The way AlphaGo did its training initially was to look at one board state per game (more or less randomly-selected, to avoid any bias toward a particular style), and rate that board state on whether it led to victory or defeat. Once it had a solid foundation, it began to improve itself by self-play, generating games and rating states in those based on victory or defeat.
The problem here is, as you say, the corpus of games. One of the reasons I'm running this tournament is to get some quality computer players so I can begin to generate such a corpus.
(Of course, "count pieces and see who has more" is a stronger scoring function than you think -- combined with a lot of ability for short-term tactics, a lot of chess bots did pretty well with it, IIRC.)
As I said, there's unfortunately no good analogue to this for tafl, as far as I'm aware. Evaluation functions are necessarily complex, more akin to the checkers stuff, and tafl has the added issue of lacking opening or endgame databases. (The former can be fixed, but the latter is basically impossible: tafl endgames are too complex to build a database for, although I'd love to build a database of solved corner states, sometime.)
EDIT: Minor note -- it looks kind of like the algorithm I'm talking about when I say "tree search" is not strictly Monte Carlo tree search. After doing some quick reading it looks like it's typical to evaluate all the way to the end of the game making random choices all the way. I'm specifically saying you should evaluate not-too-deep, and substitute a better "evaluate board" function when you get there, so that when you make your random picks they're likely to be representative. There are enough possible moves from each hnefetafl state that evaluating six or seven moves down at near random will probably not give you a good valuation of the position AFAICT.
You'd think that about go, too, which has a much bigger branching factor, but consider this: my tafl engine is relatively slow, but can still generate and evaluate 30,000 states per second on my laptop, and 50,000-100,000 on my much faster desktop. At their longest, tafl games end up being about 150 moves. In thirty seconds of searching, that's at least 6,000 playouts on my laptop (more, since OpenTafl's AI spends a lot of time sorting potential moves at each state by 'best'), if you make the assumption that random playouts longer than 150 moves are unlikely to be uniquely good. 6,000 is enough to start getting pretty good pathways, if you have a decent move generator.

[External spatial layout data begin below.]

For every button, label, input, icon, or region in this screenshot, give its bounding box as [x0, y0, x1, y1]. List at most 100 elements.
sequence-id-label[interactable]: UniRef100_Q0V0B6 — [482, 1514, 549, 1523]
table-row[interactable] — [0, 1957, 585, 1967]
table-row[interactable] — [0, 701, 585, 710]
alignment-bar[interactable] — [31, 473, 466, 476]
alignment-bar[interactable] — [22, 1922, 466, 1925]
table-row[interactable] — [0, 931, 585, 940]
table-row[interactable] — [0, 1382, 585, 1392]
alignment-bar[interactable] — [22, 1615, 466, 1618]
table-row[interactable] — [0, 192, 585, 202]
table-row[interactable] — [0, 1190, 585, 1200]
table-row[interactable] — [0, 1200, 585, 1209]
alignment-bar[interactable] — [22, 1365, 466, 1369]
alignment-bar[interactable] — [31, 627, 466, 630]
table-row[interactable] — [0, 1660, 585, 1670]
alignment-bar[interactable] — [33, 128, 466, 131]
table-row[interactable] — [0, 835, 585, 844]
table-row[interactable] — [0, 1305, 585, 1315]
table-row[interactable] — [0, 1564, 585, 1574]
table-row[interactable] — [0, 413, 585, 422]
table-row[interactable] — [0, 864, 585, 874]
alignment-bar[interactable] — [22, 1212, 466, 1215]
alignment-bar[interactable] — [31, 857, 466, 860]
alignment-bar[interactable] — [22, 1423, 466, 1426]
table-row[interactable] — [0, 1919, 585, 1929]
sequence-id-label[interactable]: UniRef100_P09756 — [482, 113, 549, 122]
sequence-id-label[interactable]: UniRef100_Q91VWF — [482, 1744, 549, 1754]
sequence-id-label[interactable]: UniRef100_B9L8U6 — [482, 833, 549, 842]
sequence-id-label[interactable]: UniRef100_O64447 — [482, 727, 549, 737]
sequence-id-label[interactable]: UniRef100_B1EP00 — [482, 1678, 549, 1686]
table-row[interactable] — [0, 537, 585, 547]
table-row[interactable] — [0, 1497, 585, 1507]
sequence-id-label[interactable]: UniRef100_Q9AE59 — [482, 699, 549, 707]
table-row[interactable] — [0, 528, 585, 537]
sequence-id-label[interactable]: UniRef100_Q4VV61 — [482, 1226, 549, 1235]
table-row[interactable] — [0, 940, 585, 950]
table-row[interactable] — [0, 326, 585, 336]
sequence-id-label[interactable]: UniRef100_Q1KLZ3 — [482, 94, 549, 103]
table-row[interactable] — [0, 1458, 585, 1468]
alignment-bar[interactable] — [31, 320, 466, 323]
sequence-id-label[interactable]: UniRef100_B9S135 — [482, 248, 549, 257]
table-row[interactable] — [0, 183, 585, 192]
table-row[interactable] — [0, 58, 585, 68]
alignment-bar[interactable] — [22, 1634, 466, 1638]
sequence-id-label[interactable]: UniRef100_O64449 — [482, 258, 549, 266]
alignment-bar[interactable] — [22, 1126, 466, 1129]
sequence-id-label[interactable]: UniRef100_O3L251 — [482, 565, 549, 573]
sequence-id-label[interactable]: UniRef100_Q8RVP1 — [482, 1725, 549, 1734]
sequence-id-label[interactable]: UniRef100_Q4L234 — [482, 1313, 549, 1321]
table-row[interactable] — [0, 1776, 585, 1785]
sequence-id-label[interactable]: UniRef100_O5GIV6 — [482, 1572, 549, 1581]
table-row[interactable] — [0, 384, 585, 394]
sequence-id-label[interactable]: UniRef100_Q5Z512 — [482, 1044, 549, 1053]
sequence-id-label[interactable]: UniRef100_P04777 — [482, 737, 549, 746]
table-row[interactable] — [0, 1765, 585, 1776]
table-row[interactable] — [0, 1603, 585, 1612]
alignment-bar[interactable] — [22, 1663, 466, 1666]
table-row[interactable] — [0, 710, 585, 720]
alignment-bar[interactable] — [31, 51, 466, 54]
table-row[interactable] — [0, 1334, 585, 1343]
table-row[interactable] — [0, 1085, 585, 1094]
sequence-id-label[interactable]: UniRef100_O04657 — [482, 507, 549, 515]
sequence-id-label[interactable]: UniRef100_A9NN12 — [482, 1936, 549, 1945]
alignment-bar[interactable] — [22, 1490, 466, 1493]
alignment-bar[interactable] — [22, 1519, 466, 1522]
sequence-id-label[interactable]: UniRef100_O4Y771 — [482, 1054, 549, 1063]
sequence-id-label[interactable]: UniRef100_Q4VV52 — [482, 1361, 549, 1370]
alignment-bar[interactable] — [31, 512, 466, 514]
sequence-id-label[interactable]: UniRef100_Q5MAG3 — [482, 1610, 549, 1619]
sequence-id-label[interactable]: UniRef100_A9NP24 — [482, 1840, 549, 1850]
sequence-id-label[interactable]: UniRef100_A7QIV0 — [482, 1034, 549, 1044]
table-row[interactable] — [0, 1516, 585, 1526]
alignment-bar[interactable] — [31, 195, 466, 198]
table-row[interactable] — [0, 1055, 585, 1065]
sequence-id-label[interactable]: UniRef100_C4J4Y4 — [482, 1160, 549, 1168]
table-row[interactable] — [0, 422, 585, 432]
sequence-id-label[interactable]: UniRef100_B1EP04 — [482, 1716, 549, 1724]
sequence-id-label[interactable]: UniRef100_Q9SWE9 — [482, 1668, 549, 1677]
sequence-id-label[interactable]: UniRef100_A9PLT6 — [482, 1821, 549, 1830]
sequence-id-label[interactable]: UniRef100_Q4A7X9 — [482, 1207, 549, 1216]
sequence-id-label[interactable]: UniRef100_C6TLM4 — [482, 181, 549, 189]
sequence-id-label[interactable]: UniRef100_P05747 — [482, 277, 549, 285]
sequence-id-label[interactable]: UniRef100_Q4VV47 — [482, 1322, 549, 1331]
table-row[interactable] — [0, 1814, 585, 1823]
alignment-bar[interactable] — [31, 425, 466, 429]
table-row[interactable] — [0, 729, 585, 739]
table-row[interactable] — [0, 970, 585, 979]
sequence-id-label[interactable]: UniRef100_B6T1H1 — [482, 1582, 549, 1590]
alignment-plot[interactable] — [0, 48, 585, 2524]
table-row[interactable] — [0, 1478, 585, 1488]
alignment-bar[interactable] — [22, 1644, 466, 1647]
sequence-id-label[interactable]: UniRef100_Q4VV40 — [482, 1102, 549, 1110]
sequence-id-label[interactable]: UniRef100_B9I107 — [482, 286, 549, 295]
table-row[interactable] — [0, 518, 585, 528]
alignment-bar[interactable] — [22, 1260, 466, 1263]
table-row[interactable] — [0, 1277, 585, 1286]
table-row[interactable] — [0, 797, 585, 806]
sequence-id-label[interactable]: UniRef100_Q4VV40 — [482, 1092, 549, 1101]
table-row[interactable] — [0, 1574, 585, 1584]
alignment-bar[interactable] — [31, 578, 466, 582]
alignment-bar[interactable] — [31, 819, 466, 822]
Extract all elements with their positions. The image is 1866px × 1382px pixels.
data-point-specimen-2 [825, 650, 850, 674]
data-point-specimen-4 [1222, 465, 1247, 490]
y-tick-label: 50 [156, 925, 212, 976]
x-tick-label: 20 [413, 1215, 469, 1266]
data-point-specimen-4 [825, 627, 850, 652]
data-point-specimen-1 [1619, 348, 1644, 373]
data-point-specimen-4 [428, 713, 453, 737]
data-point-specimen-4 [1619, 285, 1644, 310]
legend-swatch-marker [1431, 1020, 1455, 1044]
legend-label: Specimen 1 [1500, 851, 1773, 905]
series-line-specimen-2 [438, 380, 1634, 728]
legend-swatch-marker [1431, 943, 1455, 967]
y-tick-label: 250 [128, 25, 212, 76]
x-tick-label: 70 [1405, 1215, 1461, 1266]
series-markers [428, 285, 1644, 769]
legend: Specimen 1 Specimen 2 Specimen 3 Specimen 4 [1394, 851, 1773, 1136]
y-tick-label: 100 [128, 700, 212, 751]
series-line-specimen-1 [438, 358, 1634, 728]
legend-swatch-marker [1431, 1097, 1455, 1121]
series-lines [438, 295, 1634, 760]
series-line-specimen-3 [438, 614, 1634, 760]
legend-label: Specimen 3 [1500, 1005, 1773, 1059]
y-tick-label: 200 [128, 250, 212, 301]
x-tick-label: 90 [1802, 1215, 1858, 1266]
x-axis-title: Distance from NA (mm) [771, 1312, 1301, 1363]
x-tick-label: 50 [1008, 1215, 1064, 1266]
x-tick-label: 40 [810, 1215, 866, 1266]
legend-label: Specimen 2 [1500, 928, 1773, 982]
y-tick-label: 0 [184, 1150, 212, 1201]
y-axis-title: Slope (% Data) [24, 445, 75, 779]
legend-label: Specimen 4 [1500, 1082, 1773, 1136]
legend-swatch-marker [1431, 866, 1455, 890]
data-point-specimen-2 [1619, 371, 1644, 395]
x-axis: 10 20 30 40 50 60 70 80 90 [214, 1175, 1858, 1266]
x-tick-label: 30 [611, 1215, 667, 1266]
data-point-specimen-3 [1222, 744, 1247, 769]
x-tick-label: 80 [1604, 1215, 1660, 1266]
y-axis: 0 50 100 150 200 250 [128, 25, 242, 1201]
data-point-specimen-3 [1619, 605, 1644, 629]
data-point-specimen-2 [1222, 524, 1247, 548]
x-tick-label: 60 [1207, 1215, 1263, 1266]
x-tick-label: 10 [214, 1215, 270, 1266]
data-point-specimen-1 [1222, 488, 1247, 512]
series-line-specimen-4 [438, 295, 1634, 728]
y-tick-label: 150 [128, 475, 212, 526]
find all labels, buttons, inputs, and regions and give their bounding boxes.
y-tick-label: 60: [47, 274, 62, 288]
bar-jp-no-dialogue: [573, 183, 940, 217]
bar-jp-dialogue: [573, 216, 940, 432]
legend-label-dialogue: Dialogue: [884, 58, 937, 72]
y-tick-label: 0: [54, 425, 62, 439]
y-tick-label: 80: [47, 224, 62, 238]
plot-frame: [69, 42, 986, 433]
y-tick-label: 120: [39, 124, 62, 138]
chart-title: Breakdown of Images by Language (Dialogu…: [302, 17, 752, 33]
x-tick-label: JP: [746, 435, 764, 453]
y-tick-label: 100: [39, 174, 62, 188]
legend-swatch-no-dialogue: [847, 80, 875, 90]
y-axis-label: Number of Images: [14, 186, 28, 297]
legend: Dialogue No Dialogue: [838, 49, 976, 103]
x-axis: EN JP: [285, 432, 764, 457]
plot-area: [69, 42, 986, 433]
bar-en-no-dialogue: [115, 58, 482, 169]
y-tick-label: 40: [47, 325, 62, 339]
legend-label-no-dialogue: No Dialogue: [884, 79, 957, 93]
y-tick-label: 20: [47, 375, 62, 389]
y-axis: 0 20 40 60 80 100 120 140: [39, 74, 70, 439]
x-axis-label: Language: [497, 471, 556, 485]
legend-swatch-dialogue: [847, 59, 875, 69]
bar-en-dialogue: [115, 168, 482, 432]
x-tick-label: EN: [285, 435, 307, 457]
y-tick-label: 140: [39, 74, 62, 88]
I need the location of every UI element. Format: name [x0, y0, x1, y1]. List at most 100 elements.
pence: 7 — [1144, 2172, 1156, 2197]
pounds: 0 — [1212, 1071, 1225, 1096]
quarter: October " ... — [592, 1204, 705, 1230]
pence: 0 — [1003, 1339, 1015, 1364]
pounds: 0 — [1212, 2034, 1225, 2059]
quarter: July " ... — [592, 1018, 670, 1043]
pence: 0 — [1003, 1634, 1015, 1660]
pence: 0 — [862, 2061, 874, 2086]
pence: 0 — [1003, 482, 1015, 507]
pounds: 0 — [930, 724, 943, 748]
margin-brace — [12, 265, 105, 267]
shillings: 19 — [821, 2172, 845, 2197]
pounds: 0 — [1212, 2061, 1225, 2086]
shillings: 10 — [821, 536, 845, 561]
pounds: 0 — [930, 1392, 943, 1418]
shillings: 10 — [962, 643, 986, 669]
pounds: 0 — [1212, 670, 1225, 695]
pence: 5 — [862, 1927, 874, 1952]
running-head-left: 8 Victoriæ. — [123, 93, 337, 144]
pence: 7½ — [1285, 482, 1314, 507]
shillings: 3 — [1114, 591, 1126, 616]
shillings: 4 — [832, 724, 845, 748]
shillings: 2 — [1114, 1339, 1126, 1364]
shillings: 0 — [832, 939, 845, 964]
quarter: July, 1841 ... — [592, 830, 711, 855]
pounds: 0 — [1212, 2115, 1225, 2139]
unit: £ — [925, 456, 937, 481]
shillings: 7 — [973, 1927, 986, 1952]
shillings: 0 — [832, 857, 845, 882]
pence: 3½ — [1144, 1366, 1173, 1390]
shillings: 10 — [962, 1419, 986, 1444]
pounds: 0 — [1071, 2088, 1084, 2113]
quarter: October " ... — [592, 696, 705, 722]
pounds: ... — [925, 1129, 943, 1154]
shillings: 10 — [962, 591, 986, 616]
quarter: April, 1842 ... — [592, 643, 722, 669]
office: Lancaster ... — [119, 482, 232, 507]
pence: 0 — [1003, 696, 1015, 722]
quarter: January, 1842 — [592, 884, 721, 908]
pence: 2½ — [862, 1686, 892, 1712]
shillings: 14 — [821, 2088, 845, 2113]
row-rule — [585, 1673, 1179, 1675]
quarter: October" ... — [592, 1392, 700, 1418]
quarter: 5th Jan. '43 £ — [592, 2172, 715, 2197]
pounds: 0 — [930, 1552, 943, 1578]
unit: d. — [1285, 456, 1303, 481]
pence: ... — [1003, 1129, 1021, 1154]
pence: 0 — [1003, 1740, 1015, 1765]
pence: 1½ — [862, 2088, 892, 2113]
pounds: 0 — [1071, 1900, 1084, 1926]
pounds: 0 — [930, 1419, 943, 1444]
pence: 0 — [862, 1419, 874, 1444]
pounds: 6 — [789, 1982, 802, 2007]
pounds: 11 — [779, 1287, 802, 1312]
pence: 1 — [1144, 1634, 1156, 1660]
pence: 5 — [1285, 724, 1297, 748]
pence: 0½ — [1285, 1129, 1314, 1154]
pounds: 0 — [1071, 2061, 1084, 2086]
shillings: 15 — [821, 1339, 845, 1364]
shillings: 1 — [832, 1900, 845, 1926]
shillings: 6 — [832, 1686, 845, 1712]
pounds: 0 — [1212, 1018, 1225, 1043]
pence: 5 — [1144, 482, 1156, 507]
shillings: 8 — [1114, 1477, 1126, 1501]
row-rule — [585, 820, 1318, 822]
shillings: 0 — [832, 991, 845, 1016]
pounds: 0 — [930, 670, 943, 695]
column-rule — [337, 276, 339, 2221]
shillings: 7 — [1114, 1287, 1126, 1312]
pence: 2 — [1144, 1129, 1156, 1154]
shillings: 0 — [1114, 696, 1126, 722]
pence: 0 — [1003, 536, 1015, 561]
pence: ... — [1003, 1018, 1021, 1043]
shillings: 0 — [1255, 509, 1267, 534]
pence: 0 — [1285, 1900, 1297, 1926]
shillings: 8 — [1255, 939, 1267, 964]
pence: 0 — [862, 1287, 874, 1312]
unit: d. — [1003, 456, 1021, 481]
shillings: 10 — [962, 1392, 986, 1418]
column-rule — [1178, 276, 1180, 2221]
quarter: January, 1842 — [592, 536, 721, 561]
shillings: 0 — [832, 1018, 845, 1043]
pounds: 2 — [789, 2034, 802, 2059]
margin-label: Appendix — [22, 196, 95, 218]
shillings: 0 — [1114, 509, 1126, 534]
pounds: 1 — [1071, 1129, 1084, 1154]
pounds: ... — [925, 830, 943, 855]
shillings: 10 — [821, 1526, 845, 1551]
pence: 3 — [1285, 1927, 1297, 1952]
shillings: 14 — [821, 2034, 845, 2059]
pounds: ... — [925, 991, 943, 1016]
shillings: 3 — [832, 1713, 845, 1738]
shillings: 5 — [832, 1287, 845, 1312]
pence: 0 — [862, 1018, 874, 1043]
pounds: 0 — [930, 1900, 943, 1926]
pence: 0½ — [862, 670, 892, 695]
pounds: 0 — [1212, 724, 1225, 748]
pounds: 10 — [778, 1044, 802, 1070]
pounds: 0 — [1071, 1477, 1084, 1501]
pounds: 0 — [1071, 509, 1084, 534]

The thing about MCTS is that it doesn't require an explicit evaluation function, which is a huge benefit for go, since go positions are so hard to evaluate (at least, without a fancy neural network). The hybrid you're describing is interesting, though, a sort of depth-limited MCTS which falls back to an evaluation if it can't do a random playout quickly enough. This might prove to be a useful innovation for tafl games—it isn't nearly as hard to write an evaluation function for tafl games as it is for go, and it gets a lot of depth cheaply, which lets your evaluation function be simpler. (Generally speaking, it's almost always better to search more deeply than to write a better evaluation function.)